Deuxième jour de la Zervis Week, je sens que je vais avoir du mal à tenir le rythme...mais bon, je vous laisse avec ce ficlet plutôt court


Le vent soufflait dans ses cheveux, la seule chose qui ne mourrait pas à son contact. Et il en profitait, de cette dernière chose qui ne tomberait pas après sa rencontre, il s'extasiait à chaque brise qui le frôlait. Il rêvait, rêvait à ce passé qui aurait pu différer, rêvait à des actions différentes, rêvait à une autre vie.

Y pouvait-il quelque chose ? Sûrement. Pouvait-il y changer quelque chose ? Bien sûr que non. Le passé était passé, et rien ne pouvait le modifier, même lui. D'autres avaient essayer, avaient réussi, mais lui savait qu'il ne pourrait rien. Aussitôt serait-il entré en contact avec quelqu'un des temps ancien, que cette personne serait morte comme toutes les personnes autour.

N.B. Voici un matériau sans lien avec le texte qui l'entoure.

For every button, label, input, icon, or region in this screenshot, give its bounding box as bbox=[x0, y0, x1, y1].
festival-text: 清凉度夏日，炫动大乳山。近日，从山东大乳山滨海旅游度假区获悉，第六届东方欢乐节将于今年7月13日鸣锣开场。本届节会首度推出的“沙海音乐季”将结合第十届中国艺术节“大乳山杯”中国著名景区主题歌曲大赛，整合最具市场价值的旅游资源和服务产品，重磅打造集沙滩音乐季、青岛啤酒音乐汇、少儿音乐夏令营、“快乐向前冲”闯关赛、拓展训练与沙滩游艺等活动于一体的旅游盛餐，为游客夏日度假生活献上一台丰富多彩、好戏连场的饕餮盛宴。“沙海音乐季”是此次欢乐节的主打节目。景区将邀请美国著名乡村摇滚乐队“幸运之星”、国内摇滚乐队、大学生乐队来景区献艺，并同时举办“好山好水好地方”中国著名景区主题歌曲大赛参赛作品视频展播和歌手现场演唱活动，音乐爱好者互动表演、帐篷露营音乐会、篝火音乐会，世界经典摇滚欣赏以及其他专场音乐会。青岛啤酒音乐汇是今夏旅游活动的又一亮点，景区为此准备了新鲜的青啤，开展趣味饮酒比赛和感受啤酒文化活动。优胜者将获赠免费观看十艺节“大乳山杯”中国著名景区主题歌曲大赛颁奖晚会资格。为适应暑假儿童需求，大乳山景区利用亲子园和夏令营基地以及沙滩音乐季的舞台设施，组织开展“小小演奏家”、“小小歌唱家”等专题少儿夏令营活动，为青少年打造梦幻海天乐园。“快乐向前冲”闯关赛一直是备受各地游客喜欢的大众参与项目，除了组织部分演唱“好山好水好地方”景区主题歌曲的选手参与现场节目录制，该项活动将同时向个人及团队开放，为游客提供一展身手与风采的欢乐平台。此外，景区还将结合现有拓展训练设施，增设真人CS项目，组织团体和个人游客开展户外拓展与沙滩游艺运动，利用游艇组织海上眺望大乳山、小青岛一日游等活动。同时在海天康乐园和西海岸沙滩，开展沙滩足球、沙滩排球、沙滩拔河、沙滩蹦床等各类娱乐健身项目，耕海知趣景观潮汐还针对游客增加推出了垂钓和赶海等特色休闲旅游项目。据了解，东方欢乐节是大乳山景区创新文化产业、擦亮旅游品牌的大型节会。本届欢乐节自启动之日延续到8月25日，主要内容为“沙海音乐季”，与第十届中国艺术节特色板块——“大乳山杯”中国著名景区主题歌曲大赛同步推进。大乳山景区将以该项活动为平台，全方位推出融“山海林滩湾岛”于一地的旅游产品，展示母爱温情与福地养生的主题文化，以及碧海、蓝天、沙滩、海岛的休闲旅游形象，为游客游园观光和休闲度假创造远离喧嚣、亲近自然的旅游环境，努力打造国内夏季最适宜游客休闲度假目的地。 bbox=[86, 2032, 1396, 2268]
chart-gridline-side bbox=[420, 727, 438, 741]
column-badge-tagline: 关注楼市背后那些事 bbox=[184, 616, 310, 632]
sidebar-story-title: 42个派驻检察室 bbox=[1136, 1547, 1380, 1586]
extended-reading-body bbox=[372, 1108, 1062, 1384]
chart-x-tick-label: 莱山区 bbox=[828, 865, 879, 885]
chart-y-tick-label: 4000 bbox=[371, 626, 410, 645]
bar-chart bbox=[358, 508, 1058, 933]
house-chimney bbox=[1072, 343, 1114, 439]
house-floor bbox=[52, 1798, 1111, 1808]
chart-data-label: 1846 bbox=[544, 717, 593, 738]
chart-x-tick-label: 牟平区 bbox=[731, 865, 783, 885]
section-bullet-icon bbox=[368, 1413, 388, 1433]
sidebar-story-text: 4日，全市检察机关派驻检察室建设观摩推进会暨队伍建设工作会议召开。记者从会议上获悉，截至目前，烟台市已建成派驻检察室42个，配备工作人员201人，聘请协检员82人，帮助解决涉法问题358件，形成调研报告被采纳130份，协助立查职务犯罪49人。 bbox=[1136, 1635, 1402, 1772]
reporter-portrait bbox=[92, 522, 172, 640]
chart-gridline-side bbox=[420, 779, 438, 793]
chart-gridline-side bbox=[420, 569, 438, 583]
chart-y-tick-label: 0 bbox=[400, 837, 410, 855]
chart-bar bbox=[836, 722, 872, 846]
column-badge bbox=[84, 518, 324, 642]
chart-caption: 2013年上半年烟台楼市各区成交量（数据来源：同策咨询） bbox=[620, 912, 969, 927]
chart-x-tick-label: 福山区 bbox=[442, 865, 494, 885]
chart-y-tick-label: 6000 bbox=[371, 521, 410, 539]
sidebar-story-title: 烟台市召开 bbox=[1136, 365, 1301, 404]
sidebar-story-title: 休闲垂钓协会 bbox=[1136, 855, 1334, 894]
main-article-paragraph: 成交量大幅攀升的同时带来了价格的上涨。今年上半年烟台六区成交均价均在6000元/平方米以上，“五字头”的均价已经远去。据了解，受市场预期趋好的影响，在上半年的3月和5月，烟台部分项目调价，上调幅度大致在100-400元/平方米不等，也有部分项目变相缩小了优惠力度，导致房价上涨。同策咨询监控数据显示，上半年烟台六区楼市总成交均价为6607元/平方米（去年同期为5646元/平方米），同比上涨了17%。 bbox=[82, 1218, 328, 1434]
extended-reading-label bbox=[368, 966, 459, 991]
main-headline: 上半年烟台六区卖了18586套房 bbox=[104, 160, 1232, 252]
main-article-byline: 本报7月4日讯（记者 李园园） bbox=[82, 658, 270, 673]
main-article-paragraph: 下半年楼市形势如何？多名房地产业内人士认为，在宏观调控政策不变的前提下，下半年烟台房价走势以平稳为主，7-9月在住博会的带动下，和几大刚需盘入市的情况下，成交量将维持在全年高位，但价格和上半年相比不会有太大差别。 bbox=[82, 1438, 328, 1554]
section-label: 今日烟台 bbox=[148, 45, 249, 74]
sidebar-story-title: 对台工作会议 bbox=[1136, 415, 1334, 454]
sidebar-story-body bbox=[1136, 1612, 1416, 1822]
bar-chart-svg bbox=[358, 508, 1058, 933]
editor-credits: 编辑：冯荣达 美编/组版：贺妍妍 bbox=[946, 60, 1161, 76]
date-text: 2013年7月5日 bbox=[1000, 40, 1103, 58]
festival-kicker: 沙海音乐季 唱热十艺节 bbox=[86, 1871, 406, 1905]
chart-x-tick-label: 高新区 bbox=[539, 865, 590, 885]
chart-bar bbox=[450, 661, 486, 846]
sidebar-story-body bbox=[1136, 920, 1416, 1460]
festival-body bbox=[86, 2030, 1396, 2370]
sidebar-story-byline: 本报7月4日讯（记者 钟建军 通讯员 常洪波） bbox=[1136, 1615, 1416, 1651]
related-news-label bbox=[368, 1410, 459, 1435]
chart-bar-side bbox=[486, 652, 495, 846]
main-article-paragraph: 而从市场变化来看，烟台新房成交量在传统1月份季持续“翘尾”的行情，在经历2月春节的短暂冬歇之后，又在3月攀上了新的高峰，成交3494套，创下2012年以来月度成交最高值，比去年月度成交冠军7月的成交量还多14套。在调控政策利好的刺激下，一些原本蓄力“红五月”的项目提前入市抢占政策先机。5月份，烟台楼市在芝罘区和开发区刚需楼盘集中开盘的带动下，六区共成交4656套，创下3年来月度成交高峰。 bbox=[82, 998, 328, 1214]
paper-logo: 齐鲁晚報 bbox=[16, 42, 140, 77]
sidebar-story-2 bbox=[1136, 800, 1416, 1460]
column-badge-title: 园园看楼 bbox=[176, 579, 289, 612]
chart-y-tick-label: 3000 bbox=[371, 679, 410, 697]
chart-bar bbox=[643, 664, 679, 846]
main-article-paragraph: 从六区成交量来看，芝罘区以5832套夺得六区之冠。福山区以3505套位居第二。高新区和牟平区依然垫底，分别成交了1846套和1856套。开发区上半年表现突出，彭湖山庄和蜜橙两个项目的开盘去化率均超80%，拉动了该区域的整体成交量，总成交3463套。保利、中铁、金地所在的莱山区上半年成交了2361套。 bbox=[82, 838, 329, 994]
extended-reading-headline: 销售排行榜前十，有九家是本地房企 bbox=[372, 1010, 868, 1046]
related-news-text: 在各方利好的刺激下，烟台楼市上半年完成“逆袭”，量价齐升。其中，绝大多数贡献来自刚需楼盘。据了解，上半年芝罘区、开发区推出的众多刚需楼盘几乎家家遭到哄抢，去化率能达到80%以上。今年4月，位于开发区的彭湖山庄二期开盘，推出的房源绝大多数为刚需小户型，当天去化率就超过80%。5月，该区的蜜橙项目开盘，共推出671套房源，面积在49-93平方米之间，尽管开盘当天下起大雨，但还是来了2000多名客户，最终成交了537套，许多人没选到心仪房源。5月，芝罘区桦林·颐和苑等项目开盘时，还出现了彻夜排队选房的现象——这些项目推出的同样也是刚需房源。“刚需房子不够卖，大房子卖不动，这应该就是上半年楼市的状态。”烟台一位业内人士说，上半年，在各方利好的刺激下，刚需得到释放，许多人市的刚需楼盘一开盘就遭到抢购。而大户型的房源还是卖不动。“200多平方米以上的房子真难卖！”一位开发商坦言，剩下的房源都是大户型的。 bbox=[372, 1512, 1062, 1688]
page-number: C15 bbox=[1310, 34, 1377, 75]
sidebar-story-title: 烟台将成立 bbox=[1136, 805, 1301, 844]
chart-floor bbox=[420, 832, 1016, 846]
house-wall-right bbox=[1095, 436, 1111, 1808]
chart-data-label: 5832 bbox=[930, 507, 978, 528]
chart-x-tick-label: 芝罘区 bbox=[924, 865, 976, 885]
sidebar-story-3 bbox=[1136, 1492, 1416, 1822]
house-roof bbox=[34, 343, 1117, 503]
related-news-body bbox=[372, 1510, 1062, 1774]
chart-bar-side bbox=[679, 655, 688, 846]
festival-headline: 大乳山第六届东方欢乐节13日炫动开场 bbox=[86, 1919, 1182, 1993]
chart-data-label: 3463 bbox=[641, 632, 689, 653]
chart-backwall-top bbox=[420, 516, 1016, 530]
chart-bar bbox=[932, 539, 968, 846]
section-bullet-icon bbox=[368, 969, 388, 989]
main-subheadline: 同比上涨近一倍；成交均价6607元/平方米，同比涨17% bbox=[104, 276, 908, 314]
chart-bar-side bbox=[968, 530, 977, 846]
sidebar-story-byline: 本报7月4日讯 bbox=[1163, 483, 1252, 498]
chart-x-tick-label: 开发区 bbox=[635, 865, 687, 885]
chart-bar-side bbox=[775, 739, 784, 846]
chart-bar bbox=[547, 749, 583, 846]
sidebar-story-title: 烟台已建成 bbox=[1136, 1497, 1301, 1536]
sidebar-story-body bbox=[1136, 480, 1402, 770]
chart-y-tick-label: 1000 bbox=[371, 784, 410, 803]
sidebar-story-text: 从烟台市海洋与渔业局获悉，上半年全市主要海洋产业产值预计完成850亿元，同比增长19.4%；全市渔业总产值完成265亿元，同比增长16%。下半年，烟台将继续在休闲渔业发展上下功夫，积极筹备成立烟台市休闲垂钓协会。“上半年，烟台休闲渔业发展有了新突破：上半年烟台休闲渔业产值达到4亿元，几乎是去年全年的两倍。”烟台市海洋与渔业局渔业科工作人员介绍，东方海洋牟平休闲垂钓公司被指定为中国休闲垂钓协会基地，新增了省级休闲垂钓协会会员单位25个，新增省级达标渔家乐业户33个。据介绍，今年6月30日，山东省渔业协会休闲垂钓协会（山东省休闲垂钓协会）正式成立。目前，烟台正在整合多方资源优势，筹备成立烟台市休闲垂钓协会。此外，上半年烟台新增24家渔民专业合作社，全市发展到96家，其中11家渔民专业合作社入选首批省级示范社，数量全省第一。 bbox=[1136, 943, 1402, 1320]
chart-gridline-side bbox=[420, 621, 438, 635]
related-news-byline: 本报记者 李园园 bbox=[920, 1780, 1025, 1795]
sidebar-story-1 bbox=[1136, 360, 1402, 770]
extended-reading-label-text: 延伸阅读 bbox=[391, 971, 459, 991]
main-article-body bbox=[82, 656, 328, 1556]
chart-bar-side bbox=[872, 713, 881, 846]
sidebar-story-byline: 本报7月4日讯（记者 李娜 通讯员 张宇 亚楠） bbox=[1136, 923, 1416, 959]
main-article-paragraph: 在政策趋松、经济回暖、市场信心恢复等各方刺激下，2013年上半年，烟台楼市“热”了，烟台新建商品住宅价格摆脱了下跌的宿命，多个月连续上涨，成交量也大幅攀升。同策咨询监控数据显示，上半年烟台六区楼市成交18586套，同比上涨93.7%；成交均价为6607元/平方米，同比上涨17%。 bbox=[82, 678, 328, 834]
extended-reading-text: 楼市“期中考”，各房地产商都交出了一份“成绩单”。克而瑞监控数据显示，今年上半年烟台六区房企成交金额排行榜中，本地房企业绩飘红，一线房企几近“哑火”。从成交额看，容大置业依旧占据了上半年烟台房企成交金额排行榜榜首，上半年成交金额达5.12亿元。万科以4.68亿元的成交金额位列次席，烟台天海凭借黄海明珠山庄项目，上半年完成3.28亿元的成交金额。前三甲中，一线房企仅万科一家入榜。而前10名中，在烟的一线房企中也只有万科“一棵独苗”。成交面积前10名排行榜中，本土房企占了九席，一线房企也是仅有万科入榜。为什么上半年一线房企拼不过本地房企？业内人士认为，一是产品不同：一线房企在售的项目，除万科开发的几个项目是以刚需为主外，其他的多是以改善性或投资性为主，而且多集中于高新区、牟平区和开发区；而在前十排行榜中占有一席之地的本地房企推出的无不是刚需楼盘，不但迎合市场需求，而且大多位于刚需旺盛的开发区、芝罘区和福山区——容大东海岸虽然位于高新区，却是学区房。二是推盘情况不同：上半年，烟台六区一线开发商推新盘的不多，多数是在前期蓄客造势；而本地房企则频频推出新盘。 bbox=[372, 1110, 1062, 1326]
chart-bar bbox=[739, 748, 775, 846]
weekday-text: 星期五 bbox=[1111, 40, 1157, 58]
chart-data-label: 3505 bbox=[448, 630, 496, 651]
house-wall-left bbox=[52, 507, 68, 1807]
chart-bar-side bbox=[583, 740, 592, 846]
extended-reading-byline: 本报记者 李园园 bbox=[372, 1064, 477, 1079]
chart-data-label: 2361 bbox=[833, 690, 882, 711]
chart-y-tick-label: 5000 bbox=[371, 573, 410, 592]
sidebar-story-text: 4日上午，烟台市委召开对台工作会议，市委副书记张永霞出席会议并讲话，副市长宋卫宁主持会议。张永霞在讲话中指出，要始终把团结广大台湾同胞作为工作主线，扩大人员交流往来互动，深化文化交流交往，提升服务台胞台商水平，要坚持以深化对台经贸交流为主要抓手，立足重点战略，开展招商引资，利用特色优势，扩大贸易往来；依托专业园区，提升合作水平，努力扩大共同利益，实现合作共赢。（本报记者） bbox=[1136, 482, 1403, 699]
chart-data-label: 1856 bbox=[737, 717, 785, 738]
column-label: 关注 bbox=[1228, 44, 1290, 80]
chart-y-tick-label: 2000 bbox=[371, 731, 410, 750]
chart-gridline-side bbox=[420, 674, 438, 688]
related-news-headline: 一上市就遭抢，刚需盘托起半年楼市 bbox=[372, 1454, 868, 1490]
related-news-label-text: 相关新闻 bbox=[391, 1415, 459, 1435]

Il avait défier les dieux, et quels dieux ! Ceux qui avaient laissé son petit frère trépassé alors qu'il n'avait pas vécu. Quels dieux faisaient ça ? Quels dieux pouvaient laisser un si petit être partir ? Alors ils les avaient défier.

Ils avait tenté de le faire revenir par tous les moyens, inventant mille et une façon de lui redonner vie. Échanger son corps avec celui d'un autre, remonter le temps et bien d'autres… Son insolence lui avait valu cette malédiction qui le rongeait de l'intérieur tel un cancer, qui lui collait à la peau depuis des centaines d'années. S'en débarrasser ? Impossible. Et puis, cette « maladie » lui avait donné quelque chose d'inestimable qu'on avait refusé à son frère, le temps.

Il l'avait pris, ce temps. Il avait créé des monstres, des démons pour le tuer. Jusqu'à créé le « Démon Ultime », celui qui pourrait mettre fin à ses jours comme l'indiquait son nom : E.N.D.

Un démon, à qui il avait donné vie, ou plutôt redonné vie puisqu'il était fait à partir d'un corps à l'origine mort, un corps qui signifiait bien plus pour lui que pour les autres : le corps de son propre frère.

Une ironie du sort sûrement, il avait réussi à faire renaître son propre sang pour le faire couler à nouveau. Une farce en quelque sorte, par les mêmes dieux qui l'avaient abandonné.

Voilà pourquoi malgré tout, il ne regrettait pas ce qu'il avait fait, tous ses péchés l'avait mené à son objectif. Qu'importe, les obstacles franchit, et les morts, il savait que sinon il n'y serait jamais arrivé.

Et puis il l'avait rencontré, elle. Ses cheveux blonds, ses yeux verts, sa robe virevoltante, ses petites ailettes, sa bonne humeur, son sourire, son amour. Parce qu'il l'avait aimé, elle, comme jamais il n'avait aimé quelqu'un, elle l'avait peut-être aimé en retour, qui sait ? Lui avait été fou d'elle, avait été calmé dans ses bras, avait pleuré avec elle, avait partagé sa folie avec celle qui l'avait écouté, celle qui lui avait tout donné, jusqu'à sa vie.

Parce qu'il lui avait pris, cette petite flamme qui brillait dans ses grands, cette petite flamme qui faisait d'elle quelqu'un de vivant, il l'avait volé. A elle, à la personne dont il croyait ne plus pouvoir se passer, il l'avait tué.

Alors, il ne pouvait pas dire s'il voulait tout recommencer, recommencer c'était ôter la vie de son petit frère, celui qui n'avait rien demandé et faire vivre celle dont il avait été fou amoureux. Donc non, il ne pouvait tout simplement pas. Parce que c'était son passé.